How good is Gaga?
As good as Madonna? Or Beyoncé? All this – and how the USA makes a mockery of the International Criminal Court.
Eamonn McCann, 08 Jun 2011

Saw Lady Gaga’s BBC Radio One show from Carlisle streamed on BBC 3. We were told she was terrifically excited, this being the first time she’d ever played Carlisle.
She was carried on in a plywood coffin from which she clumsily emerged to totter across the stage in a plastic outfit which I assume was supposed to be sexy into which she had stuffed something in the shape of a beach-ball to give the impression she was eight months pregnant. A symbol of the Earth Mother, I am told. She then performed a range of hops, skips and jumps pleasantly reminiscent of Ms. Anne Widdecombe’s jitterbug interlude on Strictly Come Hoofing. Then she started singing.

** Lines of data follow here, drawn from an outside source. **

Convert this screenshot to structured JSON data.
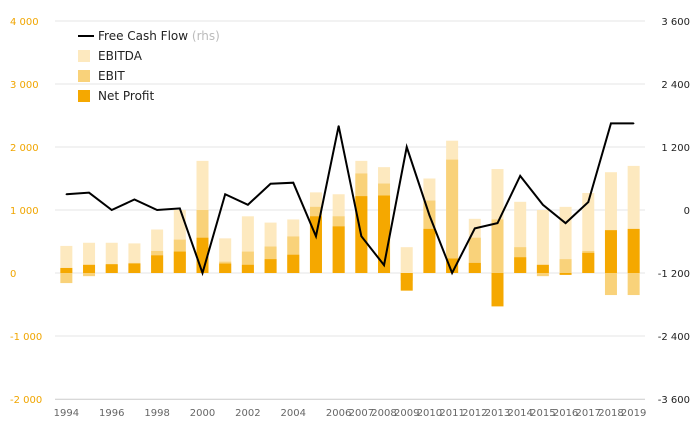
{
  "chart_data": {
    "type": "bar",
    "legend": {
      "position": "top-left",
      "items": [
        {
          "key": "fcf",
          "label": "Free Cash Flow",
          "suffix": "(rhs)"
        },
        {
          "key": "ebitda",
          "label": "EBITDA"
        },
        {
          "key": "ebit",
          "label": "EBIT"
        },
        {
          "key": "net_profit",
          "label": "Net Profit"
        }
      ]
    },
    "colors": {
      "ebitda": "#fde9bf",
      "ebit": "#f9d27a",
      "net_profit": "#f5a800",
      "fcf": "#000000",
      "left_axis": "#f0a500",
      "grid": "#e6e6e6"
    },
    "years": [
      1994,
      1995,
      1996,
      1997,
      1998,
      1999,
      2000,
      2001,
      2002,
      2003,
      2004,
      2005,
      2006,
      2007,
      2008,
      2009,
      2010,
      2011,
      2012,
      2013,
      2014,
      2015,
      2016,
      2017,
      2018,
      2019
    ],
    "x_tick_labels": [
      "1994",
      "1996",
      "1998",
      "2000",
      "2002",
      "2004",
      "2006",
      "2008",
      "2010",
      "2012",
      "2014",
      "2016",
      "2018"
    ],
    "x_tick_labels_2": [
      "1994",
      "1996",
      "1998",
      "2000",
      "2002",
      "2004",
      "2007",
      "2009",
      "2011",
      "2013",
      "2015",
      "2017",
      "2019"
    ],
    "series": [
      {
        "name": "EBITDA",
        "key": "ebitda",
        "values": [
          430,
          480,
          480,
          470,
          690,
          1000,
          1780,
          550,
          900,
          800,
          850,
          1280,
          1250,
          1780,
          1680,
          410,
          1500,
          2100,
          860,
          1650,
          1130,
          1000,
          1050,
          1270,
          1600,
          1700
        ]
      },
      {
        "name": "EBIT",
        "key": "ebit",
        "values": [
          -160,
          -50,
          130,
          160,
          350,
          530,
          1000,
          180,
          340,
          420,
          580,
          1050,
          900,
          1580,
          1420,
          -120,
          1150,
          1800,
          560,
          850,
          410,
          -50,
          220,
          350,
          -350,
          -350
        ]
      },
      {
        "name": "Net Profit",
        "key": "net_profit",
        "values": [
          80,
          130,
          140,
          150,
          280,
          340,
          560,
          150,
          130,
          220,
          290,
          900,
          740,
          1220,
          1230,
          -280,
          700,
          230,
          160,
          -530,
          250,
          130,
          -30,
          320,
          680,
          700
        ]
      },
      {
        "name": "Free Cash Flow",
        "key": "fcf",
        "axis": "right",
        "values": [
          300,
          330,
          0,
          200,
          0,
          30,
          -1200,
          300,
          100,
          500,
          520,
          -500,
          1600,
          -500,
          -1050,
          1200,
          -100,
          -1200,
          -350,
          -250,
          650,
          100,
          -250,
          150,
          1650,
          1650
        ]
      }
    ],
    "y_left": {
      "ylim": [
        -2000,
        4000
      ],
      "ticks": [
        "-2 000",
        "-1 000",
        "0",
        "1 000",
        "2 000",
        "3 000",
        "4 000"
      ],
      "tick_values": [
        -2000,
        -1000,
        0,
        1000,
        2000,
        3000,
        4000
      ]
    },
    "y_right": {
      "ylim": [
        -3600,
        3600
      ],
      "ticks": [
        "-3 600",
        "-2 400",
        "-1 200",
        "0",
        "1 200",
        "2 400",
        "3 600"
      ],
      "tick_values": [
        -3600,
        -2400,
        -1200,
        0,
        1200,
        2400,
        3600
      ]
    },
    "grid": true
  }
}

She has a fine voice, despite a tendency to squeak at unexpected moments and a tremulous uncertainty on high notes. She has some good songs. But, for a certainty, she is no Madonna, no Beyoncé.
The album, Born This Way is a credible effort, produced with bags of panache and with a couple of effective big-ambition numbers suitable for belting out by summer throngs. But The Album of the Decade? Have a titter of wit.
Low-point of the Carlisle gig came when Ms. Gaga did her best with the Milton DeLugg/Willie Stein classic ‘Orange Coloured Sky’, forever associated with supreme jazz balladeer Nat King Cole.
Listen to Cole caressing the lyric, and then the blast of brass to waken the dead from the Stan Kenton orchestra, and, tell me true, which puts the other in the ha’penny place.
Flash! Bam! Alakazam! So there’s a banker, a Sunday Independent reader and a woman on benefits at a table with 12 biscuits on it and the banker takes 11 of the biscuits and says to the Indo reader, “You’d better watch out, that scrounger has her eye on your biscuit.”
“Court must ensure Gadafy held liable for regime’s actions”, shouted the Irish Times over eight columns above an article by a Peter Cluskey commenting on the UN Security Council’s reference of Gadafy to the International Criminal Court for war crimes allegedly committed in the course of the current conflict. The indictment of Gadafy was sponsored by, among others, the US, Russia, China and Israel.